Cadance stopped inches away, her voice a harsh whisper. "Do you think we need more soldiers? Should we send an army to rescue her?"

"No." Twilight matched her voice, grateful that their conversation wouldn't have to spread all over the ship. "If we wait too long, their spellcasters might have some way of sensing our arrival on this side. They could move Flurry again. But if we send too much force, there's a chance..."

She winced, but there was no way to sugarcoat it. They needed to consider every possibility. "We don't know who her captors are like. We don't know how much power the alien protecting her has. We should treat this with the caution of a hostage situation. If we push too hard, her kidnappers might... make sure we never get her back."

Cadance stiffened. She nodded slowly. "But if we don't push hard enough, we don't get her back. Are you suggesting we negotiate instead?"

"One possibility. It might be our best option, if we think they're trustworthy enough to keep promises. My plan is to cross with a small team and gather information about the other side. A Worldgate opening nearby will be impossible for any local spellcasters to miss, so we won't stay secret for long."
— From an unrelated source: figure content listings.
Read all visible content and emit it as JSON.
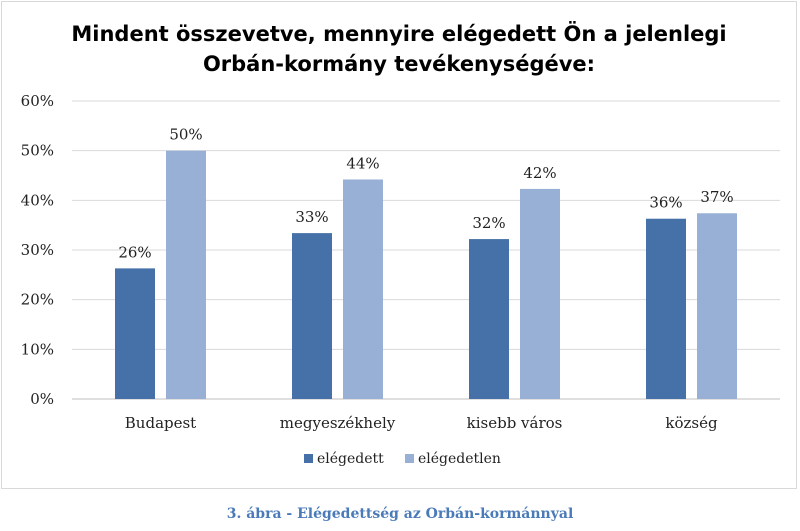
{
  "chart_data": {
    "type": "bar",
    "title_lines": [
      "Mindent összevetve, mennyire elégedett Ön a jelenlegi",
      "Orbán-kormány tevékenységéve:"
    ],
    "categories": [
      "Budapest",
      "megyeszékhely",
      "kisebb város",
      "község"
    ],
    "series": [
      {
        "name": "elégedett",
        "values": [
          26.3,
          33.4,
          32.2,
          36.3
        ],
        "labels": [
          "26%",
          "33%",
          "32%",
          "36%"
        ],
        "color": "#4571a8"
      },
      {
        "name": "elégedetlen",
        "values": [
          50.0,
          44.2,
          42.3,
          37.4
        ],
        "labels": [
          "50%",
          "44%",
          "42%",
          "37%"
        ],
        "color": "#98b0d6"
      }
    ],
    "ylim": [
      0,
      60
    ],
    "yticks": [
      0,
      10,
      20,
      30,
      40,
      50,
      60
    ],
    "ytick_labels": [
      "0%",
      "10%",
      "20%",
      "30%",
      "40%",
      "50%",
      "60%"
    ],
    "grid": true,
    "legend_position": "bottom"
  },
  "caption": "3. ábra - Elégedettség az Orbán-kormánnyal"
}
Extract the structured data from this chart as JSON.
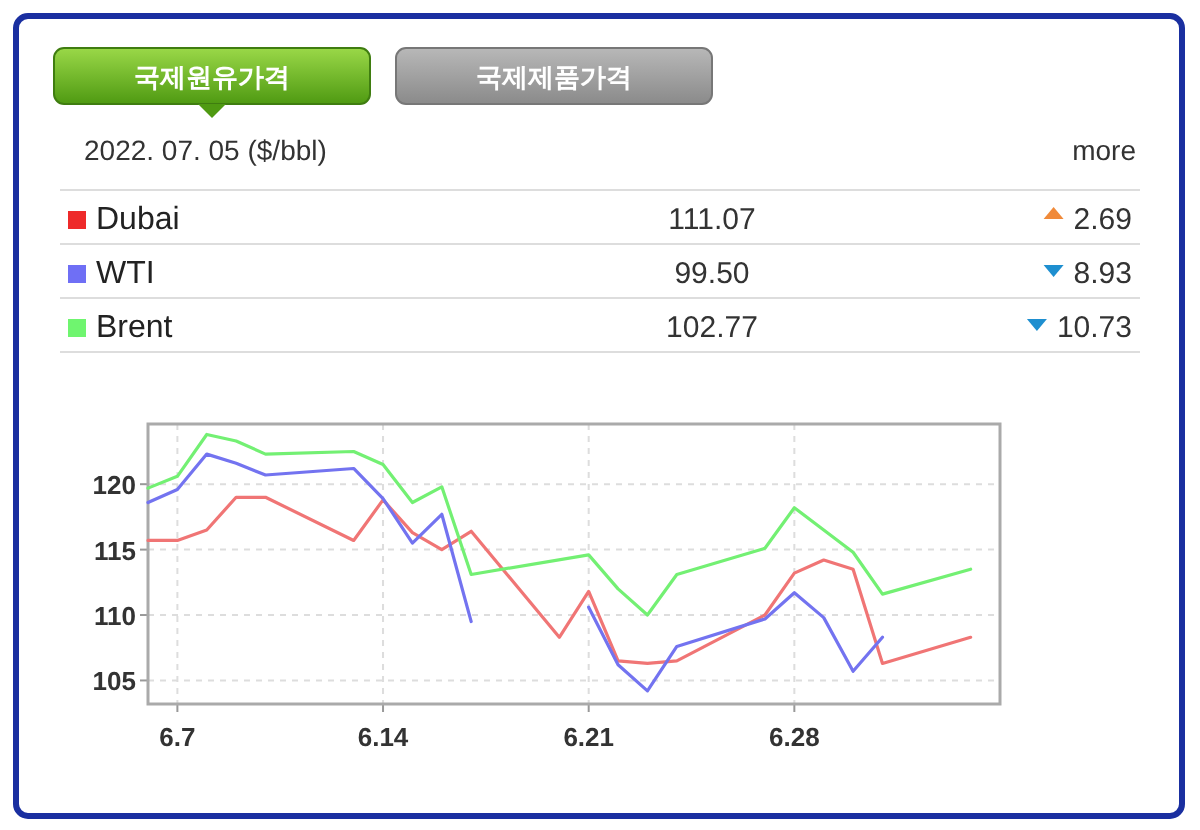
{
  "chart_data": [
    {
      "type": "other",
      "title": "2022. 07. 05 ($/bbl)",
      "annotations": [
        "국제원유가격",
        "국제제품가격",
        "more"
      ],
      "categories": [
        "Dubai",
        "WTI",
        "Brent"
      ],
      "colors": [
        "#ee2a2a",
        "#6f6ff5",
        "#6ff56f"
      ],
      "data_labels": true,
      "series": [
        {
          "values": [
            111.07,
            99.5,
            102.77
          ],
          "value_labels": [
            "111.07",
            "99.50",
            "102.77"
          ]
        },
        {
          "values": [
            2.69,
            8.93,
            10.73
          ],
          "value_labels": [
            "2.69",
            "8.93",
            "10.73"
          ],
          "colors": [
            "#f08a3a",
            "#1e8fd0",
            "#1e8fd0"
          ]
        }
      ]
    },
    {
      "type": "line",
      "xlim": [
        "2022-06-06",
        "2022-07-05"
      ],
      "ylim": [
        103.2,
        124.6
      ],
      "yticks": [
        105,
        110,
        115,
        120
      ],
      "grid": true,
      "line_style": "solid",
      "xticks": [
        {
          "value": "2022-06-07",
          "label": "6.7"
        },
        {
          "value": "2022-06-14",
          "label": "6.14"
        },
        {
          "value": "2022-06-21",
          "label": "6.21"
        },
        {
          "value": "2022-06-28",
          "label": "6.28"
        }
      ],
      "series": [
        {
          "color": "#f07575",
          "x": [
            "2022-06-06",
            "2022-06-07",
            "2022-06-08",
            "2022-06-09",
            "2022-06-10",
            "2022-06-13",
            "2022-06-14",
            "2022-06-15",
            "2022-06-16",
            "2022-06-17",
            "2022-06-20",
            "2022-06-21",
            "2022-06-22",
            "2022-06-23",
            "2022-06-24",
            "2022-06-27",
            "2022-06-28",
            "2022-06-29",
            "2022-06-30",
            "2022-07-01",
            "2022-07-04"
          ],
          "values": [
            115.7,
            115.7,
            116.5,
            119.0,
            119.0,
            115.7,
            118.8,
            116.3,
            115.0,
            116.4,
            108.3,
            111.8,
            106.5,
            106.3,
            106.5,
            110.0,
            113.2,
            114.2,
            113.5,
            106.3,
            108.3
          ]
        },
        {
          "color": "#7373f0",
          "x": [
            "2022-06-06",
            "2022-06-07",
            "2022-06-08",
            "2022-06-09",
            "2022-06-10",
            "2022-06-13",
            "2022-06-14",
            "2022-06-15",
            "2022-06-16",
            "2022-06-17",
            "2022-06-20",
            "2022-06-21",
            "2022-06-22",
            "2022-06-23",
            "2022-06-24",
            "2022-06-27",
            "2022-06-28",
            "2022-06-29",
            "2022-06-30",
            "2022-07-01"
          ],
          "values": [
            118.6,
            119.6,
            122.3,
            121.6,
            120.7,
            121.2,
            118.9,
            115.5,
            117.7,
            109.5,
            null,
            110.6,
            106.2,
            104.2,
            107.6,
            109.7,
            111.7,
            109.8,
            105.7,
            108.3
          ]
        },
        {
          "color": "#73f073",
          "x": [
            "2022-06-06",
            "2022-06-07",
            "2022-06-08",
            "2022-06-09",
            "2022-06-10",
            "2022-06-13",
            "2022-06-14",
            "2022-06-15",
            "2022-06-16",
            "2022-06-17",
            "2022-06-21",
            "2022-06-22",
            "2022-06-23",
            "2022-06-24",
            "2022-06-27",
            "2022-06-28",
            "2022-06-30",
            "2022-07-01",
            "2022-07-04"
          ],
          "values": [
            119.7,
            120.6,
            123.8,
            123.3,
            122.3,
            122.5,
            121.5,
            118.6,
            119.8,
            113.1,
            114.6,
            112.0,
            110.0,
            113.1,
            115.1,
            118.2,
            114.8,
            111.6,
            113.5
          ]
        }
      ]
    }
  ]
}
"How many creatures can we send at once?" Cadance asked. "If they'll sense our arrival, then we need enough to be a threat. Enough to bring Flurry back. I would swallow the indignity of paying a ransom for her return, if we thought it would work. But we need to be prepared for a refusal."

Twilight considered the question from a purely theoretical point of view. Strictly speaking, Cadance knew more about anything military than she did. Twilight had fought a few terrible battles with other spellcasters, but in each one she had been alone. She didn't know how to command an army. 
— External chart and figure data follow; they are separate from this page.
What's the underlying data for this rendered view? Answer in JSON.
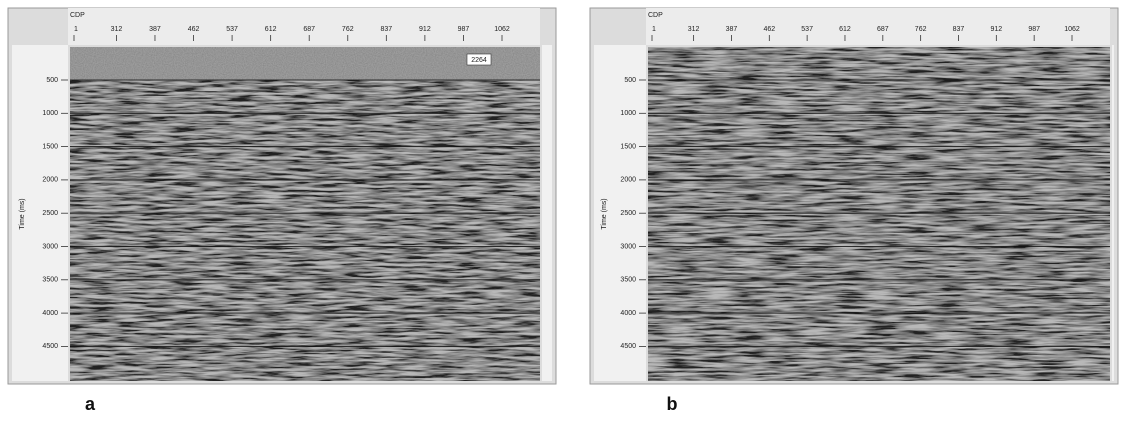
{
  "panels": [
    {
      "label": "a",
      "x_title": "CDP",
      "y_title": "Time (ms)",
      "annotation": "2264",
      "x_ticks": [
        "1",
        "312",
        "387",
        "462",
        "537",
        "612",
        "687",
        "762",
        "837",
        "912",
        "987",
        "1062"
      ],
      "y_ticks": [
        "500",
        "1000",
        "1500",
        "2000",
        "2500",
        "3000",
        "3500",
        "4000",
        "4500"
      ]
    },
    {
      "label": "b",
      "x_title": "CDP",
      "y_title": "Time (ms)",
      "x_ticks": [
        "1",
        "312",
        "387",
        "462",
        "537",
        "612",
        "687",
        "762",
        "837",
        "912",
        "987",
        "1062"
      ],
      "y_ticks": [
        "500",
        "1000",
        "1500",
        "2000",
        "2500",
        "3000",
        "3500",
        "4000",
        "4500"
      ]
    }
  ]
}
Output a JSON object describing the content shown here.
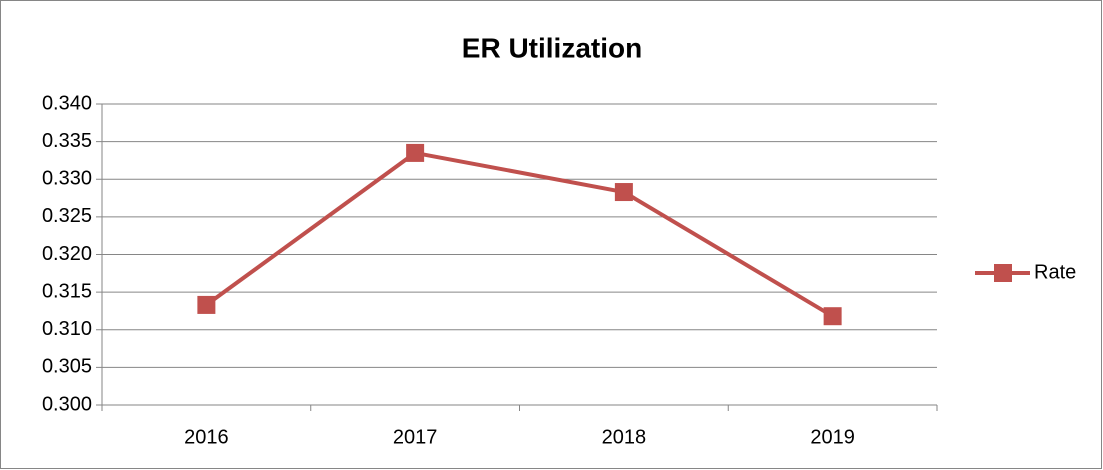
{
  "chart_data": {
    "type": "line",
    "title": "ER Utilization",
    "categories": [
      "2016",
      "2017",
      "2018",
      "2019"
    ],
    "series": [
      {
        "name": "Rate",
        "color": "#c0504d",
        "values": [
          0.3133,
          0.3335,
          0.3283,
          0.3118
        ]
      }
    ],
    "ylim": [
      0.3,
      0.34
    ],
    "yticks": [
      {
        "value": 0.3,
        "label": "0.300"
      },
      {
        "value": 0.305,
        "label": "0.305"
      },
      {
        "value": 0.31,
        "label": "0.310"
      },
      {
        "value": 0.315,
        "label": "0.315"
      },
      {
        "value": 0.32,
        "label": "0.320"
      },
      {
        "value": 0.325,
        "label": "0.325"
      },
      {
        "value": 0.33,
        "label": "0.330"
      },
      {
        "value": 0.335,
        "label": "0.335"
      },
      {
        "value": 0.34,
        "label": "0.340"
      }
    ],
    "grid": true,
    "legend": "right"
  }
}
Cadance might be blinded by her feelings for her daughter, but she still knew more about this mission than Twilight could. She would have to trust her tactical sense, and hope that she could think clearly. "If we packed ponies in as closely as possible, we could bring a dozen with the equipment I prepared," Twilight said. "We could make multiple trips with more, opening the Worldgate maybe... once an hour."

Such a schedule would quickly work her crew to exhaustion. But so long as they didn't have to sustain it for long, they would manage. By necessity, Twilight trusted those ponies with her life.

"But there's one catch." Twilight lifted her emergency-return necklace. "I only have one of these, created over weeks of precision spellcasting. I can't make more out here, or quickly. That means a large group must return to the exact position of the Worldgate and exactly the right time, or else be left behind in another world. If they guess we have this vulnerability, they might use it against us."

"I will consult my husband and consider our options," Cadance said. "Instruct your crew to prepare for the largest possible group. They may not need to bring so many, but it would be better to overprepare. As for now, I'm going down to assist the construction myself. Cutting trees by hoof would be far too slow."